E 25 anos se passaram. Parece que foi ontem. Lembro que era vereador e presidente do PSDB de Juiz de Fora em 5 de outubro de 1988. Eram mais ou menos sete e meia da noite e, na avenida Rio Branco, artéria central de minha cidade, resolvi parar para um chope no balcão do bar de um amigo. A TV estava virada para mim e transmitia o discurso do “comandante” Ulysses Guimarães promulgando a “Constituição cidadã”.
“Não nos desencaminhamos na longa marcha, não nos desmoralizamos, não desertamos, não caímos no caminho”, disse Ulysses. “Traidor da Constituição é traidor da pátria, (…) promulgamos o estatuto do homem, da liberdade e da democracia, bradamos por imposição de sua honra: temos ódio à ditadura. Ódio e nojo. (…) A sociedade com Teotônio Vilela, na anistia, libertou e repatriou. A sociedade foi Rubens Paiva, não os facínoras que o mataram. (…) Foi a sociedade, mobilizada nos colossais comícios das Diretas Já, que, pela transição e pela mudança, derrotou o Estado usurpador. (…) A nação quer mudar. A nação deve mudar. A nação vai mudar. A Constituição pretende ser a voz, a letra, a vontade política da sociedade rumo à mudança. Que a promulgação seja o nosso grito”. Em tempos tão bicudos, que saudade, Ulysses!
As lágrimas do militante pela democracia, em pé, tomando chope, numa avenida do interior de Minas, foram inevitáveis. Chegávamos a bom porto numa etapa da utopia coletivamente construída tendo à frente nosso grande timoneiro.

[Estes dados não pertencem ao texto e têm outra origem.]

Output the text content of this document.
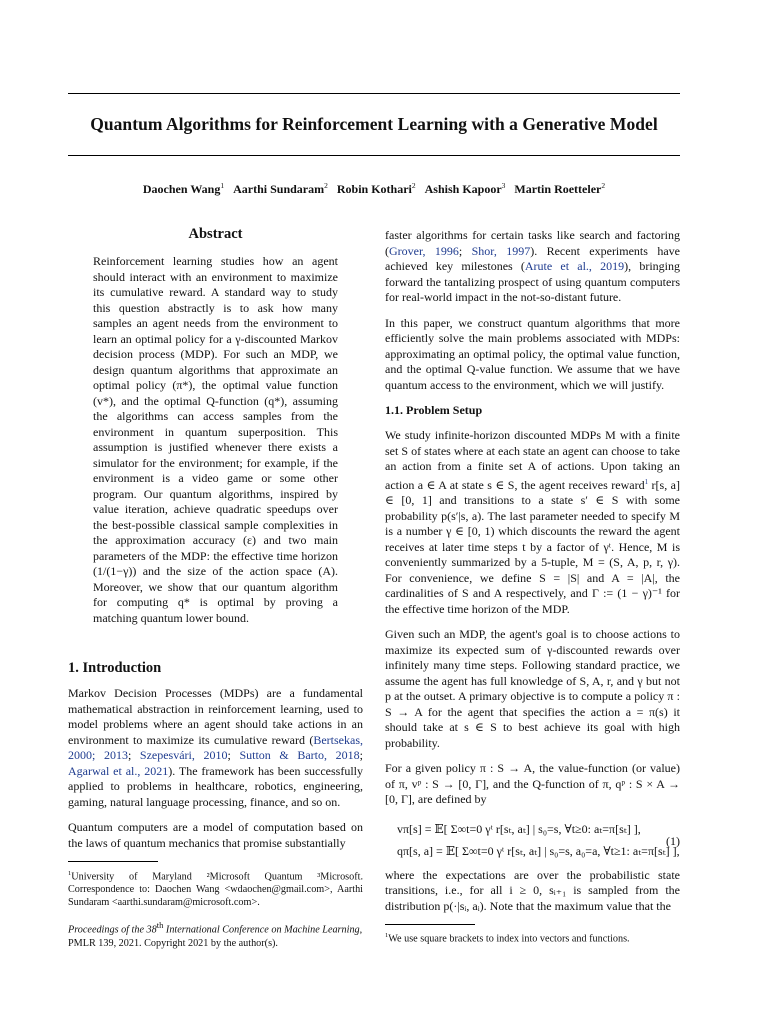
Quantum Algorithms for Reinforcement Learning with a Generative Model
Daochen Wang$^1$ Aarthi Sundaram$^2$ Robin Kothari$^2$ Ashish Kapoor$^3$ Martin Roetteler$^2$
Abstract

Reinforcement learning studies how an agent should interact with an environment to maximize its cumulative reward. A standard way to study this question abstractly is to ask how many samples an agent needs from the environment to learn an optimal policy for a γ-discounted Markov decision process (MDP). For such an MDP, we design quantum algorithms that approximate an optimal policy (π*), the optimal value function (v*), and the optimal Q-function (q*), assuming the algorithms can access samples from the environment in quantum superposition. This assumption is justified whenever there exists a simulator for the environment; for example, if the environment is a video game or some other program. Our quantum algorithms, inspired by value iteration, achieve quadratic speedups over the best-possible classical sample complexities in the approximation accuracy (ε) and two main parameters of the MDP: the effective time horizon (1/(1−γ)) and the size of the action space (A). Moreover, we show that our quantum algorithm for computing q* is optimal by proving a matching quantum lower bound.

1. Introduction

Markov Decision Processes (MDPs) are a fundamental mathematical abstraction in reinforcement learning, used to model problems where an agent should take actions in an environment to maximize its cumulative reward (Bertsekas, 2000; 2013; Szepesvári, 2010; Sutton & Barto, 2018; Agarwal et al., 2021). The framework has been successfully applied to problems in healthcare, robotics, engineering, gaming, natural language processing, finance, and so on.

Quantum computers are a model of computation based on the laws of quantum mechanics that promise substantially

$^1$University of Maryland ²Microsoft Quantum ³Microsoft. Correspondence to: Daochen Wang <wdaochen@gmail.com>, Aarthi Sundaram <aarthi.sundaram@microsoft.com>.

Proceedings of the 38th International Conference on Machine Learning, PMLR 139, 2021. Copyright 2021 by the author(s).

faster algorithms for certain tasks like search and factoring (Grover, 1996; Shor, 1997). Recent experiments have achieved key milestones (Arute et al., 2019), bringing forward the tantalizing prospect of using quantum computers for real-world impact in the not-so-distant future.

In this paper, we construct quantum algorithms that more efficiently solve the main problems associated with MDPs: approximating an optimal policy, the optimal value function, and the optimal Q-value function. We assume that we have quantum access to the environment, which we will justify.

1.1. Problem Setup

We study infinite-horizon discounted MDPs M with a finite set S of states where at each state an agent can choose to take an action from a finite set A of actions. Upon taking an action a ∈ A at state s ∈ S, the agent receives reward$^1$ r[s, a] ∈ [0, 1] and transitions to a state s′ ∈ S with some probability p(s′|s, a). The last parameter needed to specify M is a number γ ∈ [0, 1) which discounts the reward the agent receives at later time steps t by a factor of γᵗ. Hence, M is conveniently summarized by a 5-tuple, M = (S, A, p, r, γ). For convenience, we define S = |S| and A = |A|, the cardinalities of S and A respectively, and Γ := (1 − γ)⁻¹ for the effective time horizon of the MDP.

Given such an MDP, the agent's goal is to choose actions to maximize its expected sum of γ-discounted rewards over infinitely many time steps. Following standard practice, we assume the agent has full knowledge of S, A, r, and γ but not p at the outset. A primary objective is to compute a policy π : S → A for the agent that specifies the action a = π(s) it should take at s ∈ S to best achieve its goal with high probability.

For a given policy π : S → A, the value-function (or value) of π, vᵖ : S → [0, Γ], and the Q-function of π, qᵖ : S × A → [0, Γ], are defined by

vπ[s] = 𝔼[ Σ∞t=0 γᵗ r[sₜ, aₜ] | s₀=s, ∀t≥0: aₜ=π[sₜ] ],
qπ[s, a] = 𝔼[ Σ∞t=0 γᵗ r[sₜ, aₜ] | s₀=s, a₀=a, ∀t≥1: aₜ=π[sₜ] ],
(1)

where the expectations are over the probabilistic state transitions, i.e., for all i ≥ 0, sᵢ₊₁ is sampled from the distribution p(·|sᵢ, aᵢ). Note that the maximum value that the

$^1$We use square brackets to index into vectors and functions.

Lembro quando entrei na vida pública, aos 16 anos, como líder estudantil ligado aos movimentos católicos inspirados pela Teologia da Libertação e, depois, à esquerda organizada. A frente democrática tinha um programa mínimo: anistia ampla, geral e irrestrita; constituinte livre e soberana; e eleições diretas para presidente da República. Essa era nossa agenda, essa era nossa utopia.
Vencemos. A duras penas e com o sacrifício de muitos, vencemos. A Constituição cidadã de 1988 e as eleições diretas em 1989 premiaram nosso esforço. A constituinte foi o estuário de nossas aspirações. Mais do que uma democracia adjetiva, conquistamos o maior e mais profundo ciclo de liberdade da história brasileira, os direitos coletivos materializados no SUS, no seguro desemprego, entre tantas outras conquistas.
Fui diretor do Comitê Brasileiro da Anistia, coordenador da Diretas Já e do Comitê por uma Constituinte Livre e Soberana, em minha cidade. O 5 de outubro, em seus 25 anos, não poderia passar em branco. Dizem que o Brasil é um país sem memória e onde até o passado é imprevisível.
A Constituição de 1988 tem suas distorções. Mas ao pensarmos em mudá-la, pensemos sempre na herança e no legado que nos deixaram Ulysses Guimarães, Mário Covas, Teotônio Villela, Franco Montoro e tantos outros protagonistas da redemocratização brasileira. Que saudade, vocês estão fazendo falta num país tão corroído pela corrupção e pela falta de amor à pátria.